III. Shape memory alloys are progressing toward commercialization
In recent years, “memory” products made from various shape memory alloys have begun to sweep the market, with an increasing number of these “memory” items entering everyday life. The application of shape memory alloys is moving further towards commercialization.
A “memory” bra produced by a Japanese daily products company was immediately preferred by women after it hit the market. This bra is made of thin and soft nickel-titanium shaped memory alloy wire, which is lighter, softer, more elastic and more comfortable than traditional bras.

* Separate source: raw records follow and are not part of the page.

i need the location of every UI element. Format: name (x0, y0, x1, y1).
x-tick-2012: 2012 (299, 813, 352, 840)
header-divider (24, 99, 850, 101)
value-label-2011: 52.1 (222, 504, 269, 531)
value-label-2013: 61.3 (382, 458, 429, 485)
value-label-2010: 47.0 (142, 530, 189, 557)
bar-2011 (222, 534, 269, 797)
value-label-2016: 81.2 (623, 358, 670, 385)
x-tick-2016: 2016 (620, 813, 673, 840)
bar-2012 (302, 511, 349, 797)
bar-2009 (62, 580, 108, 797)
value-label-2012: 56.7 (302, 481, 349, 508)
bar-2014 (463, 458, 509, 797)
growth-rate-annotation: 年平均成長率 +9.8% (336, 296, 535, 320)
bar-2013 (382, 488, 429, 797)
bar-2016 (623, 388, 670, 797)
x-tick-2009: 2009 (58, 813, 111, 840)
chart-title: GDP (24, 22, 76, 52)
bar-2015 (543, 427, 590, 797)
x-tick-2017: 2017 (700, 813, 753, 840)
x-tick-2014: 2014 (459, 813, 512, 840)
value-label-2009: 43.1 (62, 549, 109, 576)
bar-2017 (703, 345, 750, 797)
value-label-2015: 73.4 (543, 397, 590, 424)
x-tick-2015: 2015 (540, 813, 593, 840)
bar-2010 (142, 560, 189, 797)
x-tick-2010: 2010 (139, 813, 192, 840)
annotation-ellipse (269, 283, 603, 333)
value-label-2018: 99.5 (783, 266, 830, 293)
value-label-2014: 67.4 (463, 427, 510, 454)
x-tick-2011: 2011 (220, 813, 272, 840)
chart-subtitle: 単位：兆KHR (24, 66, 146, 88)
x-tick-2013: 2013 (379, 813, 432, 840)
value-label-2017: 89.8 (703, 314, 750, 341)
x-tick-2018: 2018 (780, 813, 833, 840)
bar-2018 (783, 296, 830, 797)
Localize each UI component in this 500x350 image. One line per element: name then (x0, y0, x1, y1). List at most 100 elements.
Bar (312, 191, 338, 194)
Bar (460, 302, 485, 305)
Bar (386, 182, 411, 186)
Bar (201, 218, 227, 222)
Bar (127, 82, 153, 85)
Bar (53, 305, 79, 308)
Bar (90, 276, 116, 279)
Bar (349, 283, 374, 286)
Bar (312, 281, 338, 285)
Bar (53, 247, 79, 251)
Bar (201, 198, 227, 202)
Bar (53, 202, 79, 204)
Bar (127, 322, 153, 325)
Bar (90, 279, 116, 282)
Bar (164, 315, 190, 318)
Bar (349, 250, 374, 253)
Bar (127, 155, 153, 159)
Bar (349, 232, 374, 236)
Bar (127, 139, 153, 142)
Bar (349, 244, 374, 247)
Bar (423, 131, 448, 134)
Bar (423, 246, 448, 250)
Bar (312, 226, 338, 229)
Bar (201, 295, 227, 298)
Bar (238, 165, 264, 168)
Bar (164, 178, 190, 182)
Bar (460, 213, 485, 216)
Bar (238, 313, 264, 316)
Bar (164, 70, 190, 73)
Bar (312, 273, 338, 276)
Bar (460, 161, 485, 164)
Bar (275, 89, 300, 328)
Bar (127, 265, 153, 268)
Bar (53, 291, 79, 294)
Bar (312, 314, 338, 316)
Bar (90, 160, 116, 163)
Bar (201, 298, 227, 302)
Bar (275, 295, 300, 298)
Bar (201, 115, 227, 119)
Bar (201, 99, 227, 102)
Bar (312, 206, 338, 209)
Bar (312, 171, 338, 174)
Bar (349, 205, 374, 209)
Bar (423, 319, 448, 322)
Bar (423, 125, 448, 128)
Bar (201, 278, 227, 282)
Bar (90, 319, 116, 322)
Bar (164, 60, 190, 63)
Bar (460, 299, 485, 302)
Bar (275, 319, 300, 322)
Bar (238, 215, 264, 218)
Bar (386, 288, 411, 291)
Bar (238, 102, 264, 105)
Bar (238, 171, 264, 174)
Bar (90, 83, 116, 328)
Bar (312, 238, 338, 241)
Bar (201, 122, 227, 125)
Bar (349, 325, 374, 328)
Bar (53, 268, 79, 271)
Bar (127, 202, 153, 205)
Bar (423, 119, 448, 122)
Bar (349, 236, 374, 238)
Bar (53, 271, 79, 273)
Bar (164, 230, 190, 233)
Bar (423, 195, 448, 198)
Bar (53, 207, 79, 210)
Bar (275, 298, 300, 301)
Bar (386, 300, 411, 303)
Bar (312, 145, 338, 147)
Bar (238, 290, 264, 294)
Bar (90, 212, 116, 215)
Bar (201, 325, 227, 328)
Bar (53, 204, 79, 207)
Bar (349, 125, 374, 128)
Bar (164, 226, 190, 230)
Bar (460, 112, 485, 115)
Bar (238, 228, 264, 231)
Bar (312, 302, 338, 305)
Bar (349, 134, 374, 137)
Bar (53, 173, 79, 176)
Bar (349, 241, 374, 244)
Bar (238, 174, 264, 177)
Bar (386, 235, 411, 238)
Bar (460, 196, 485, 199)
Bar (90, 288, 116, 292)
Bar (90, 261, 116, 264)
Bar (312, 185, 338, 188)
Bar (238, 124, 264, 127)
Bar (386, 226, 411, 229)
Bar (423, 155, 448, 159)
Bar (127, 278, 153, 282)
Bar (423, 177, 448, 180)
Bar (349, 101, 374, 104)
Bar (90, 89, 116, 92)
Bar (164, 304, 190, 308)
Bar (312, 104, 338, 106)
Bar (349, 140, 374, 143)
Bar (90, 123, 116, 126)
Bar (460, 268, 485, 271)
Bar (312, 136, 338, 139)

Its biggest advantage is that it can return to its original shape by detecting body temperature, even if it deforms after washing.
Furukawa Electric Co., Ltd. in Japan produces shape memory alloy eyeglass frames that can change shape as the lens expands and contracts, maintaining a close bond with the lens. The company also makes dolls that can change their hairstyle using the unique properties of shape memory alloys.
The doll's hair is made of copper-based shape memory alloy wire, and the hairstyle can change with changing temperature, which makes it extremely popular among children.
A Japanese shoe manufacturer has launched the world's first leather shoes made with shape memory alloys, which are not only soft and comfortable, but also effectively prevent shoes from deformation.
Energy development is a significant application area for shape memory alloys. Utilizing the property of shape memory alloys to change shape when heated and cooled, low-grade thermal energy such as waste heat, geothermal energy and solar energy can be directly converted into mechanical energy for use.
Based on this principle, numerous heat engines have been successfully developed, accelerating the miniaturization and portability of heat engines.